Такие элементы разбросаны в разных местах у Брюсова. Именно они толкали Брюсова на его превосходные урбанистические мотивы,12 именно они дали ему возможность создать «Каменщика»13, некоторые великолепные частушки,14 именно они дали ему возможность в 1905 году написать одно из лучших революционных стихотворений, которые мы только имеем;15 именно они заставили его проникнуться симпатией, влюбленностью даже, к символисту, перешедшему в лагерь социализма, к Верхарну; именно они в высшей степени мощно и торжественно звучали в последних стихотворениях Брюсова. Но в общем и целом эта задача Брюсова выполнена не была, именно потому, что общий поток — тогдашнее доминирующее настроение интеллигенции — нес его в другую сторону.
Он навязывал ему то неясное, от чего он теперь так открещивается. Вячеслав Иванов нападал на него, оказывается, за реализм и позитивизм, за чрезмерную ясность его поэзии. Да, мало того, целый звучный хор голосов до самой могилы провожал Брюсова сожалениями по поводу головного характера его поэзии. Но Брюсов именно не мог и большей частью не хотел забыть про свою голову и погрузиться в символический туман. Ясность была ему органически мила не только потому, что в нем дремал писаревец, но и потому, что сюда влекло его жившее в нем чистое мастерство.

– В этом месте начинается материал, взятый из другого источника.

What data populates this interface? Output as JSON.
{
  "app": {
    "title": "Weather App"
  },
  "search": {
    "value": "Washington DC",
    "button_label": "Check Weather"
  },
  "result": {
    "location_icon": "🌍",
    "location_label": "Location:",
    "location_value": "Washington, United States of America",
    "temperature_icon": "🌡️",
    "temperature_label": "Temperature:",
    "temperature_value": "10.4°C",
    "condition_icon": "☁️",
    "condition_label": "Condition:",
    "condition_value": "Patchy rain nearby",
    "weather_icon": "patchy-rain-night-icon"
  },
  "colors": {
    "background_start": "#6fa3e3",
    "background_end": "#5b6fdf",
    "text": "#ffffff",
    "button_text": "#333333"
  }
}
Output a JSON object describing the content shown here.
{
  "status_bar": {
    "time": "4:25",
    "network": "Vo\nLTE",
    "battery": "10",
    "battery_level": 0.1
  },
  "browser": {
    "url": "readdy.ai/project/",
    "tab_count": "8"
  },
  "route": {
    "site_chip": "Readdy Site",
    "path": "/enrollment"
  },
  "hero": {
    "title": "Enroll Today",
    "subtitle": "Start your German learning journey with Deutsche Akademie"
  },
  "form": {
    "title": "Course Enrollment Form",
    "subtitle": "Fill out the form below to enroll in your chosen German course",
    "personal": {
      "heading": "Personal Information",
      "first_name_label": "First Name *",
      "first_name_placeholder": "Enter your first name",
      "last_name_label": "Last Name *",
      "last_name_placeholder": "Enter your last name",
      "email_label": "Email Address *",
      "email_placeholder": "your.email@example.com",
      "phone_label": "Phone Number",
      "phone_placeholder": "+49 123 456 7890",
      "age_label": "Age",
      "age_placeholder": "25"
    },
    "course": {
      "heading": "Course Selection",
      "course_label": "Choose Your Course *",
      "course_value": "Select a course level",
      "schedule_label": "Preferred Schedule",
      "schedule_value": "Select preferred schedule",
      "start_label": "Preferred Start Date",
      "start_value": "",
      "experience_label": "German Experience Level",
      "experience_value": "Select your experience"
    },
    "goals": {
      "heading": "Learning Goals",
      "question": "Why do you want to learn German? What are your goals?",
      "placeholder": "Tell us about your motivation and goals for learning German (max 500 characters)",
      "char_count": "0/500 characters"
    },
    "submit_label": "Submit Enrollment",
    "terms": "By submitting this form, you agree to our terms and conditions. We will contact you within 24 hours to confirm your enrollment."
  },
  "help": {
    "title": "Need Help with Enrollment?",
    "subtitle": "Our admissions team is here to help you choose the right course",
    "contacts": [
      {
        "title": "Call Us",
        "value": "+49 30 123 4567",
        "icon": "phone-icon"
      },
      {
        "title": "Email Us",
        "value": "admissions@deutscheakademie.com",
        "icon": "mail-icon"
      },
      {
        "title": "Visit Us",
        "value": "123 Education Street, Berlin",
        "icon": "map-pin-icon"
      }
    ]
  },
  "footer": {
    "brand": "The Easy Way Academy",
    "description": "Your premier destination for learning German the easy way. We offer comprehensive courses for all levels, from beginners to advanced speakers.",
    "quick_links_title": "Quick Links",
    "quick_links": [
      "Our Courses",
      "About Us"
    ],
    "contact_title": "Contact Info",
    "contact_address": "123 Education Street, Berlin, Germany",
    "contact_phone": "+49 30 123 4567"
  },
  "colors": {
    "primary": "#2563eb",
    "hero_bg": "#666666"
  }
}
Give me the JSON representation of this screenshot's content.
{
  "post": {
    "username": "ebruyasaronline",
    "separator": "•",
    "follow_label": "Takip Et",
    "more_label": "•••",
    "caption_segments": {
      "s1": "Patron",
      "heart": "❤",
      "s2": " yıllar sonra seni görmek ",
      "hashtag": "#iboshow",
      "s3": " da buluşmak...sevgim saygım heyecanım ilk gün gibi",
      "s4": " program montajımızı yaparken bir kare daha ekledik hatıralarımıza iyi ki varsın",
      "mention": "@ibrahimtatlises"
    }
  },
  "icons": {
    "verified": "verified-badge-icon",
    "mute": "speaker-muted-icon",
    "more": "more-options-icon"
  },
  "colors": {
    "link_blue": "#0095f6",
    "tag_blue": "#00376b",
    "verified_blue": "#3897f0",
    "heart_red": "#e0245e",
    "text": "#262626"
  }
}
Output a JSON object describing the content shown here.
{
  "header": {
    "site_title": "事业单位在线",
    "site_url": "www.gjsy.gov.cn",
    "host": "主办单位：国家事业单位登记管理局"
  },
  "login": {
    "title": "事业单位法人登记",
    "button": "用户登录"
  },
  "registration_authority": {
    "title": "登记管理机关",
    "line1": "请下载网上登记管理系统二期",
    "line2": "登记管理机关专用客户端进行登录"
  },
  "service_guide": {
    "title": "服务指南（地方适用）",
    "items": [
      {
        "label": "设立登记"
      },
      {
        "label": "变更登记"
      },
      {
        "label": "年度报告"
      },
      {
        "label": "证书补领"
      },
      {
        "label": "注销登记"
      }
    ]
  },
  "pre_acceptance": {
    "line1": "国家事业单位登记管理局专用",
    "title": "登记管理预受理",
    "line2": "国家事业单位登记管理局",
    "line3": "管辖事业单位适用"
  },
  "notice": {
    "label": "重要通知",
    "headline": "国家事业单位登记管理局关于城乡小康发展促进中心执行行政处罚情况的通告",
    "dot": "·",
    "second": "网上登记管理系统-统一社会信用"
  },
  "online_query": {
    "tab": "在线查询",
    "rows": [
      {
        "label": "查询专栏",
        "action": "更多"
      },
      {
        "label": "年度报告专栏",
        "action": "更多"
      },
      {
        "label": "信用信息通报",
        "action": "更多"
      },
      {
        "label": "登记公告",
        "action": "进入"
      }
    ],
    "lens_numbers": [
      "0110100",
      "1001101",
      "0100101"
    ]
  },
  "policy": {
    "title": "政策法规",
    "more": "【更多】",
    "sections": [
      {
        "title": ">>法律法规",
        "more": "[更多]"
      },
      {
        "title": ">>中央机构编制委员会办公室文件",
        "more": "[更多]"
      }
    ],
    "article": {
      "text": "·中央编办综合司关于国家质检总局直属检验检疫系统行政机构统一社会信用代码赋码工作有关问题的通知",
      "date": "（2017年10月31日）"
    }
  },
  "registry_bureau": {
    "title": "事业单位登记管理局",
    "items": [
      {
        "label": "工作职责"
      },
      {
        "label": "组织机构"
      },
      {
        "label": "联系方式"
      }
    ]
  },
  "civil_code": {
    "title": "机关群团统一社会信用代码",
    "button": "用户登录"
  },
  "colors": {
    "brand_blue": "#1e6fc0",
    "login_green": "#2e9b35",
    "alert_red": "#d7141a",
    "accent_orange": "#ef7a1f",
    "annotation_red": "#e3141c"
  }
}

С другой стороны, век готов был погладить по головке Брюсова и за чистое мастерство. Чистое мастерство парнасского типа тоже было приемлемо и для буржуазии и для буржуазной интеллигенции 90-х и 900-х годов. С ласковой улыбкой говорили: «Ну какой же Брюсов символист? — он парнасец». Говорили совершенно так же, как какой-нибудь гурман мог бы сказать: «Нет, разве можно эту рыбу подавать под белым соусом, ее едят в мадере». Потому что, в сущности, и символизм и «Парнас» в этом понимании были только разными блюдами для эстетского гурманства.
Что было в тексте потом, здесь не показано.